Within television the fear is that, if transgender people are not able to tell their own stories, they will never emerge from the stereotypes that Adams says television has perpetuated for decades -- tropes like the notion that all transgender people are sex workers, mentally unhinged, serial killers, or some combination of the three. And these tropes are still visible, like a highly criticized transgender role in "The X-Files" reboot that Slate called "a caricature." "When shows reinforce those factually inaccurate, one-dimensional stereotypes about transgender people," Adams says, "it's really disappointing to see."
However, little glimmers of positive transgender visibility on television exist. The daytime soap "The Bold and the Beautiful" portrays Maya Avant, played by cis actor Karla Mosley, transitioning and dealing with judgments, but ultimately finding love and acceptance.

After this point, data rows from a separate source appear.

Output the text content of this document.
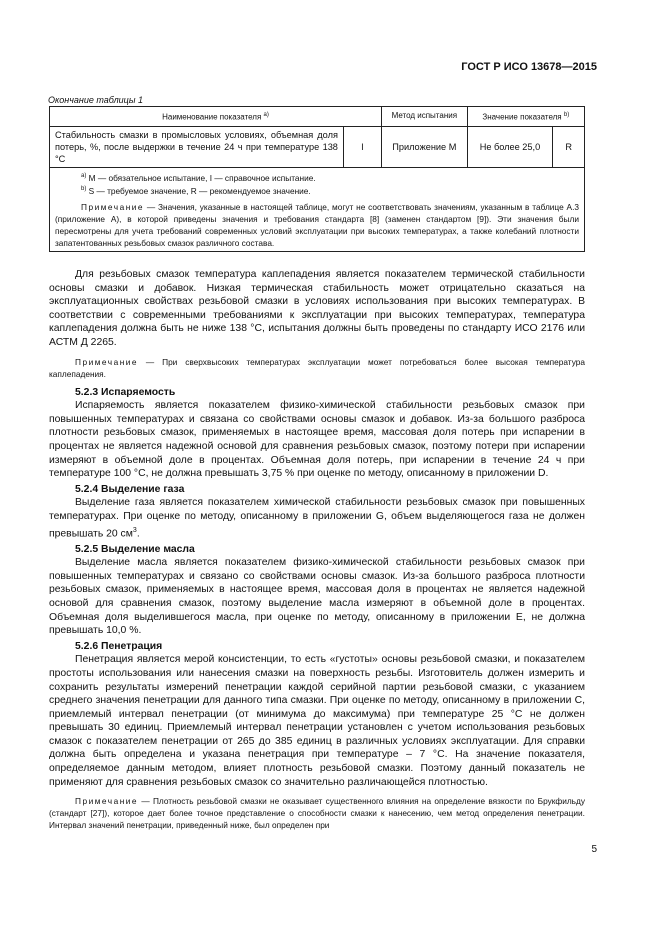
ГОСТ Р ИСО 13678—2015
Окончание таблицы 1
Наименование показателя $^{a)}$		Метод испытания	Значение показателя $^{b)}$
Стабильность смазки в промысловых условиях, объемная доля потерь, %, после выдержки в течение 24 ч при температуре 138 °С	I	Приложение M	Не более 25,0	R

$^{a)}$ М — обязательное испытание, I — справочное испытание.
$^{b)}$ S — требуемое значение, R — рекомендуемое значение.
Примечание — Значения, указанные в настоящей таблице, могут не соответствовать значениям, указанным в таблице А.3 (приложение А), в которой приведены значения и требования стандарта [8] (заменен стандартом [9]). Эти значения были пересмотрены для учета требований современных условий эксплуатации при высоких температурах, а также колебаний плотности запатентованных резьбовых смазок различного состава.				

Для резьбовых смазок температура каплепадения является показателем термической стабильности основы смазки и добавок. Низкая термическая стабильность может отрицательно сказаться на эксплуатационных свойствах резьбовой смазки в условиях использования при высоких температурах. В соответствии с современными требованиями к эксплуатации при высоких температурах, температура каплепадения должна быть не ниже 138 °С, испытания должны быть проведены по стандарту ИСО 2176 или АСТМ Д 2265.

Примечание — При сверхвысоких температурах эксплуатации может потребоваться более высокая температура каплепадения.

5.2.3 Испаряемость

Испаряемость является показателем физико-химической стабильности резьбовых смазок при повышенных температурах и связана со свойствами основы смазок и добавок. Из-за большого разброса плотности резьбовых смазок, применяемых в настоящее время, массовая доля потерь при испарении в процентах не является надежной основой для сравнения резьбовых смазок, поэтому потери при испарении измеряют в объемной доле в процентах. Объемная доля потерь, при испарении в течение 24 ч при температуре 100 °С, не должна превышать 3,75 % при оценке по методу, описанному в приложении D.

5.2.4 Выделение газа

Выделение газа является показателем химической стабильности резьбовых смазок при повышенных температурах. При оценке по методу, описанному в приложении G, объем выделяющегося газа не должен превышать 20 $см^3$.

5.2.5 Выделение масла

Выделение масла является показателем физико-химической стабильности резьбовых смазок при повышенных температурах и связано со свойствами основы смазок. Из-за большого разброса плотности резьбовых смазок, применяемых в настоящее время, массовая доля в процентах не является надежной основой для сравнения смазок, поэтому выделение масла измеряют в объемной доле в процентах. Объемная доля выделившегося масла, при оценке по методу, описанному в приложении Е, не должна превышать 10,0 %.

5.2.6 Пенетрация

Пенетрация является мерой консистенции, то есть «густоты» основы резьбовой смазки, и показателем простоты использования или нанесения смазки на поверхность резьбы. Изготовитель должен измерить и сохранить результаты измерений пенетрации каждой серийной партии резьбовой смазки, с указанием среднего значения пенетрации для данного типа смазки. При оценке по методу, описанному в приложении С, приемлемый интервал пенетрации (от минимума до максимума) при температуре 25 °С не должен превышать 30 единиц. Приемлемый интервал пенетрации установлен с учетом использования резьбовых смазок с показателем пенетрации от 265 до 385 единиц в различных условиях эксплуатации. Для справки должна быть определена и указана пенетрация при температуре – 7 °С. На значение показателя, определяемое данным методом, влияет плотность резьбовой смазки. Поэтому данный показатель не применяют для сравнения резьбовых смазок со значительно различающейся плотностью.

Примечание — Плотность резьбовой смазки не оказывает существенного влияния на определение вязкости по Брукфильду (стандарт [27]), которое дает более точное представление о способности смазки к нанесению, чем метод определения пенетрации. Интервал значений пенетрации, приведенный ниже, был определен при

5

Showrunner Bradley Bell says Maya's character was written to show "how transgender people are, just as everyone else, trying to navigate life, find love, happiness and fulfillment."
But while good intentions help, the industry would ideally get to a place where transgender performers can separate activism and artistry. Until then, Adams suggests a place to start: "Giving transgender actors even small roles in scripted programming gives them the opportunity they need to be able to take on bigger roles," he says. The hope is that those larger roles will transcend magazine covers and television screens, and weave acceptance into the fabric of our hearts and minds.